Blummenfelt, Stornes and Iden: Raising the flag for Norway at Tokyo 2020

by doug.gray@triathlon.org on 20 Jul, 2021 01:11 • Español
Blummenfelt, Stornes and Iden: Raising the flag for Norway at Tokyo 2020

Something special happened on 28 April 2018 as Bermuda made its debut as a host of the World Triathlon Championship Series, a subtle shift in the balance of triathlon power towards Scandinavia courtesy of three men. Casper Stornes blew apart the field for most of the 40km bike and held on for a debut Series gold while behind him, Kristian Blummenfelt and Gustav Iden had put in incredible runs off the back of their own break to land silver and bronze.

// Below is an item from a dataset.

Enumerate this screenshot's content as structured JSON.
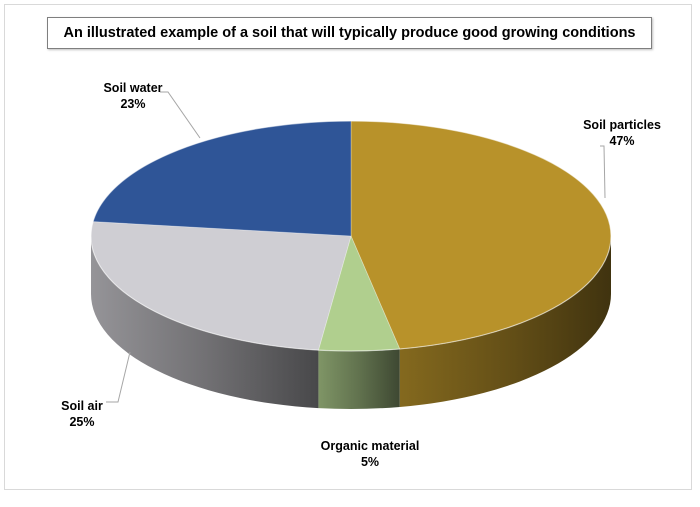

All three were wearing the signature deep blue of Norway, all three celebrated like they had won. It was the first time any nation had swept the podium at the top level of men’s racing, and it heralded a new era of Norwegian triathlon. The mastermind was Arild Tveiten, and it was the clearest evidence that the country’s high performance coach was right to have his sights set on a historic first Olympic Triathlon medal for the country at Tokyo 2020.

“I don’t think many people would have thought we could do that four years ago,” said Iden in his post-race interview that day before adding ominously - “Now we’re ready to take on the world.” Stornes and Blummenfelt went on to credit their coach as the man behind the transformation, as well as the bond and team spirit between the three of them.

Since that day, the trio’s success has continued but in varied forms. Stornes took silver in the Tokyo Test Event, Iden became the youngest Ironman 70.3 World Champion in Nice and Blummenfelt won a brilliant 2019 season closer in Lausanne. More recently, Blummenfelt has powered home at 2021 WTCS Yokohama and the World Triathlon Cup Lisbon to underline his big-race credentials once more. With no Norwegian Mixed Relay team qualified for Tokyo, all three will know they still have a great shot at bringing home at least one individual Olympic medal between them.

“This has been on the radar for ten years,” said 27-year-old Blummenfelt from training camp in Girona. “When we came together in 2009, we had 2020 on the schedule as the big goal and the ambition was to win a gold medal. This is something we have been working on for more than ten years and it is going to be very special.”

Reaching the Olympic Triathlon Mixed Relay start list may have been a stretch too far, albeit by the tightest of margins, as the team finished just off the podium in fourth after the Lisbon Qualification event, but the unique set up of the Olympic triathlon race looks like playing to the strengths of a men’s squad that has trained and raced so well together for so long.

“(In Tokyo) all three of us can race as we normally do, while the bigger teams will have their numbers limited to just three athletes maximum. The bike is more likely to have an impact and there are fewer people to hide behind, but we will still have that strength. The harder the race goes from the gun, the better for all three of us.”

The three train hard and race hard, relishing tough courses, loving throwing down challenges to their rivals, asking questions and pushing buttons from the start horn to the finish chute. For Iden, that meant finishing a disappointing 2020 strongly was a massive boost just at the right time.

“For me, 2020 had some ups and downs and I didn’t really perform. My biggest race I missed out on with a stomach bug, but I had a really good race in Daytona so was happy how it finished. The biggest goal now is of course Tokyo and we have done all we can to prepare for it. It is hard to follow the plan you’d like because of the travel restrictions and I wont have been home since January after the Olympics, but we have become accustomed to this and have a good plan to perform in Tokyo.”

Blummenfelt will hit his second Olympic start line after the ‘bonus’ of qualifying for Rio 2016, a race where his expectations were realistic but the learnings priceless. For the debutants Stornes and Iden, the Tokyo Test Event was the best preparation they could have had, finishing second and fourth respectively. Now 25 years-old, Iden does, however, have major Games experience of a different kind; the first ever European Games in Baku 2015.

“I think I was the first DNF in the history of those Games and that was the worst experience of my life, so I hope Tokyo will be a different race and I will have some learnings from Baku.”

So is it time to back the trio for at least one Olympic medal on 26 July? The Norwegians would.